The 158-Pound Marriage
- First edition
- Author: John Irving
- Language: English
- Publisher: Random House
- Publication date: August 12, 1974
- Publication place: United States
- Media type: Print (hardback & paperback)
- Pages: 245 pp
- ISBN: 0-394-48414-2
- OCLC: 914828
- Dewey Decimal: 813/.5/4
- LC Class: PZ4.I714 On PS3559.R8
- Preceded by: The Water-Method Man
- Followed by: The World According to Garp

= The 158-Pound Marriage =

1974 novel by John Irving

The 158-Pound Marriage is the third novel by American author John Irving. The book explores the sexual revolution-era trend of "swinging" (partner-swapping) via a glimpse into the lives of two couples in a small New England college town who enter casually into such an affair, with disastrous consequences.

==Plot summary==

The narrator (who never identifies himself by name) is a college professor and a relatively unsuccessful author of historical novels. While doing research in Vienna, Austria, he met Utch, an orphaned survivor of the German occupation and the Russian siege at the end of World War II. At the opening of the novel, the narrator and Utch are married with two children and live a relatively placid existence until, at a faculty party, they become acquainted with Severin Winter, a Viennese-born professor of German and coach of the school's wrestling team, and his wife Edith, a WASP from a privileged background (she met her husband in Vienna while on a buying trip for MOMA) who is an aspiring fiction writer. The narrator begins a mentor-protégé relationship with Edith, and soon the couples are sharing dinners and arranging play dates for their children. As the narrator becomes more attracted to Edith, and Utch begins to fall for Severin, the couples begin trading spouses for sexual encounters at the end of their dinner dates. At first the affairs proceed smoothly, with emotional conflict submerged beneath sexual curiosity, but soon enough, obsessive love rears its ugly head, and the narrator begins to discover that the Winters have not been entirely honest with him and his wife about their motives for entering the affair.

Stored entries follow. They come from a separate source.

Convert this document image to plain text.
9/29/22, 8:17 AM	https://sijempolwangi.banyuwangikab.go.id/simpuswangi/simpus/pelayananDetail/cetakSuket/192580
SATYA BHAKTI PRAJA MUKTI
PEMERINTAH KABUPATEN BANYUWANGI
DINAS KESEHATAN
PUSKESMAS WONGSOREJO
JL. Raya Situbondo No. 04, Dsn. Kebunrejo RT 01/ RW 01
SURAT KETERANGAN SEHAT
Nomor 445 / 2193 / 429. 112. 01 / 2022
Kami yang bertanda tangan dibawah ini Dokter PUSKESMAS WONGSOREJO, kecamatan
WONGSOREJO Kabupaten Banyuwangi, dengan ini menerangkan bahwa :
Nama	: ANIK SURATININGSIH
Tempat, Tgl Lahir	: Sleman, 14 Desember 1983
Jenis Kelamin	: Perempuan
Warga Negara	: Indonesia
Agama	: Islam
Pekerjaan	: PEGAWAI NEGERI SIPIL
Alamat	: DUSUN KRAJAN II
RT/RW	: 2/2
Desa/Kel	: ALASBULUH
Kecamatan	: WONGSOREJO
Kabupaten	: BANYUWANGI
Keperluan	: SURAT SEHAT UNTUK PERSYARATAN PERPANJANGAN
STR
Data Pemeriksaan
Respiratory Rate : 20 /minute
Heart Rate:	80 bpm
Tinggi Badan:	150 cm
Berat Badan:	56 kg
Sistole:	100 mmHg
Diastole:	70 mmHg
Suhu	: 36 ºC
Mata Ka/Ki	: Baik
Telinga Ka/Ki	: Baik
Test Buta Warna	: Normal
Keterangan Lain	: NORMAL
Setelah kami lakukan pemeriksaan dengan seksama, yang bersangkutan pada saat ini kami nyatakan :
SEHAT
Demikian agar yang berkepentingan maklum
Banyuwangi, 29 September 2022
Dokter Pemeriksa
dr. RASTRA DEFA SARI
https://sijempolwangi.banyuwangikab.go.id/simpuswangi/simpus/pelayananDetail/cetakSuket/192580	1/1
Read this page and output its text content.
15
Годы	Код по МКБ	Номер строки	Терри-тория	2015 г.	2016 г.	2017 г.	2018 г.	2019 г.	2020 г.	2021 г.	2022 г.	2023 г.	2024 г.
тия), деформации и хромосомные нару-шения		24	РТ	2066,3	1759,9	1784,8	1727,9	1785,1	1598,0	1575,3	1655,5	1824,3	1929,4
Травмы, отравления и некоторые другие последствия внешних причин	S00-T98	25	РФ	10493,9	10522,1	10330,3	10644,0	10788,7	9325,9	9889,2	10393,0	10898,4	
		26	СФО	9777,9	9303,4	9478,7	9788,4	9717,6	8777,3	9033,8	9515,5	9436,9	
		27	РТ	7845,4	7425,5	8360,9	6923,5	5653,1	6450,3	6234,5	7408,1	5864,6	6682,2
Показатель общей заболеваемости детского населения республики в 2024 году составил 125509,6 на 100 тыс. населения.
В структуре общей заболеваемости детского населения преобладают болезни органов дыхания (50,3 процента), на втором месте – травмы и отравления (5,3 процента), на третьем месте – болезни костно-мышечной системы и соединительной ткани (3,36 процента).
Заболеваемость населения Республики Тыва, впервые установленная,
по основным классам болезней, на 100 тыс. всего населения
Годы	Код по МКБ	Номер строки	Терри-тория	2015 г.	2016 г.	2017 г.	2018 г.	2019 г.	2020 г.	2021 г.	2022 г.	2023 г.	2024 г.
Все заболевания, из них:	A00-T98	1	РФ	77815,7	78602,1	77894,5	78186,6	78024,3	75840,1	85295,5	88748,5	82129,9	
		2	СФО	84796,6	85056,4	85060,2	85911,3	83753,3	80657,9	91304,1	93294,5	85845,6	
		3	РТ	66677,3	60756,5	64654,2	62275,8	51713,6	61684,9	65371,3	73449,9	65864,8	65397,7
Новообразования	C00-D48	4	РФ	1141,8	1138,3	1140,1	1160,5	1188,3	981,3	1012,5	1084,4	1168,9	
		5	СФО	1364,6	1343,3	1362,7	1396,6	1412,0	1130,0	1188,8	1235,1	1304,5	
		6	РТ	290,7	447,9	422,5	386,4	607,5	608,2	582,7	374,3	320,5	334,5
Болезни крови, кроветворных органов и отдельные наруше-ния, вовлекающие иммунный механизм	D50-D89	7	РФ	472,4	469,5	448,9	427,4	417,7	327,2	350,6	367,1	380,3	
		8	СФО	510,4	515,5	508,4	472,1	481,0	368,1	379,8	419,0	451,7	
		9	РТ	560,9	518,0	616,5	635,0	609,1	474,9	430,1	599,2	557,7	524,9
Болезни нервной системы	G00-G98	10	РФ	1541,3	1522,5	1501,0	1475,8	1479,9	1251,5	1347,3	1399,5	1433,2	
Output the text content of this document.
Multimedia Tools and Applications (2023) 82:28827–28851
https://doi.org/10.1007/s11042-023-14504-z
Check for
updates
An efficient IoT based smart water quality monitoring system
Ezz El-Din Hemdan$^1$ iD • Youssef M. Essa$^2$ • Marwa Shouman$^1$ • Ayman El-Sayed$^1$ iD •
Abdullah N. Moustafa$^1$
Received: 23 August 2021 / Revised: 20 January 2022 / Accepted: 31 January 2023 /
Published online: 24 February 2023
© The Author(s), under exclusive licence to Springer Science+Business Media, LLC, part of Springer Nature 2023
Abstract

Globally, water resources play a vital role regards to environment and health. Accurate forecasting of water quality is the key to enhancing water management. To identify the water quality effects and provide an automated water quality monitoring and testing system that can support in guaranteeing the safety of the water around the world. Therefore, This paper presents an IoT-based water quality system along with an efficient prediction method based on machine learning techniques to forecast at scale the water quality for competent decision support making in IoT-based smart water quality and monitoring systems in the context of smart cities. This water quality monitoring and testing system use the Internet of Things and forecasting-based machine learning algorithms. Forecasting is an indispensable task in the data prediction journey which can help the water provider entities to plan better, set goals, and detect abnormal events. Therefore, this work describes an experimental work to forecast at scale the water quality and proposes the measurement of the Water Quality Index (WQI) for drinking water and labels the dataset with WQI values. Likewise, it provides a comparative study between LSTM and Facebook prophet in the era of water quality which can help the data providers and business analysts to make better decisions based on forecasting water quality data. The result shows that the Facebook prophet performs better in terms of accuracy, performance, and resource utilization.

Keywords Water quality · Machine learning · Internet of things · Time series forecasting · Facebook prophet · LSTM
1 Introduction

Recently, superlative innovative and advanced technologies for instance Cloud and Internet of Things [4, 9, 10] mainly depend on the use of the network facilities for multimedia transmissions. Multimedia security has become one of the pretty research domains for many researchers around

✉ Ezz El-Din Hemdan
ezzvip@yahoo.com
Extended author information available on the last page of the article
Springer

It is ultimately revealed that sometime prior to the events of the novel Severin had an affair with a teacher at the school, and when Edith discovered this she became furious and depressed. In an attempt to provide her with some emotional leverage against him, Severin arranged for Edith to become sexually involved with the narrator, while he himself would sleep with Utch. This foursome soon thereafter fragments; Severin and Edith are able to repair their relationship and forgive each other for the pains they have inflicted on one another. The narrator and Utch, however, are a different story. The narrator had developed genuine feelings for Edith, and while she did seem to reciprocate them, at least to a small degree, he is left despondent after she ends their liaison to salvage her marriage to Severin. For her own part Utch had fallen completely in love with Severin, and she is left devastated upon learning he did not feel the same for her. Utch leaves and takes their children with her, returning to her native Austria to sort out her feelings; she also takes her husband's passport so he cannot follow her. Edith and Severin likewise move to Austria, though it is revealed through letters that Utch writes her husband that she and the Winters do not interact with each other. The novel ends with a small bit of hope for the narrator and Utch when she mails him his passport, indicating she is now ready to mend their relationship.

The sport of wrestling featured prominently—the novel's title refers to the 158-pound weight class, which Severin considers the most elite competitive weight—and a subplot eventually emerges involving Winter's protégé, a peculiar wrestling prodigy from Iowa who transfers to Winter's college because of its superior biology department and becomes a pawn in the fallout of the two couples' swinging relationship.